In 1991, Tamas Szabo created a statue, a memorial to Lutz at the entrance of the former ghetto. The inscription in Hungarian is: "Whoever saves a life is considered as if he saved an entire world" (Talmud). In December 2006, Hungarian government officials, foreign diplomats and representatives of the Jewish community unveiled a memorial for Lutz in the park adjacent to the US Embassy.
Born in 1895 in Switzerland, Lutz studied in the United States. He and his wife Trudi had fond memories of their time in Palestine and as an enthusiastic photographer kept numerous photo files and diaries "of six unforgettable years."
In 1965 he was recognized as a Righteous Gentile and when he died in 1975, his wife entrusted his collection to Yad Vashem.

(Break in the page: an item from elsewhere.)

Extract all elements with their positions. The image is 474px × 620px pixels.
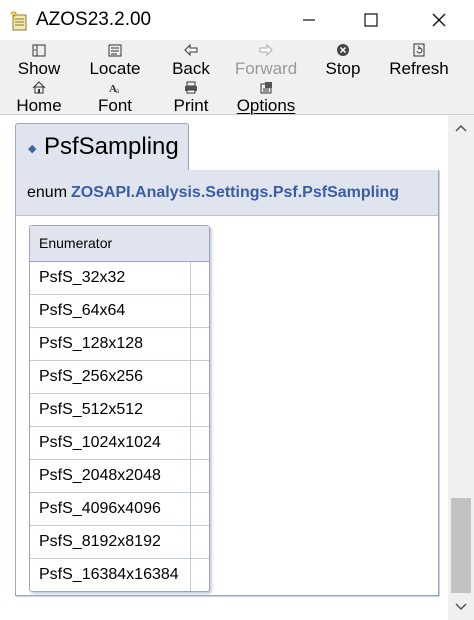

The street in Bat Galim named after Charles Lutz is a crossing point between the old "workers suburb" and the modern development of Haifa. Potentially Bat Galim could be a quaint seaside resort and there are still some gems of architecture along the seafront and in the quiet suburban streets between the promenade and the busy main road. Some years ago the municipality made some attempt to landscape the promenade, but it has never become a center of restaurants and pension\s as one would expect in such a pretty little "village" with its beautiful beach.
Today there is a mixed landscape of run-down apartment houses, falafel bars, rather scruffy cafes and some amazing architecture in narrow, winding, tree-lined streets leading to the magnificent beach. The residents are proud of their community and together with environmentalists and water sports enthusiasts fight an ongoing battle to prevent the area being destroyed by a marina development which would create a high brick wall between the homes and the sea.
Historically Bat Galim made its presence long before Haifa began climbing Mount Carmel. A small port city since the Late Bronze Age in the 14th century BCE, it is mentioned in talmudic literature as a small fishing village in the third century CE. It is just along the shore from Shikmona, the Phoenician city famous for making the techelet dyes used in garments for the Temple high priests, and is opposite Elijah's Cave on the lower slopes of the mountain. Its early 20th century urban development was linked to the adjacent Templers German Colony and as the century moved on, the modern State of Israel influenced the building and infrastructure. At the northernmost point of Bat Galim, just where Rehov Charles Lutz ends, the beach is blocked by the naval base and the vast campus of the Rappaport Technion Medical School and Rambam Hospital.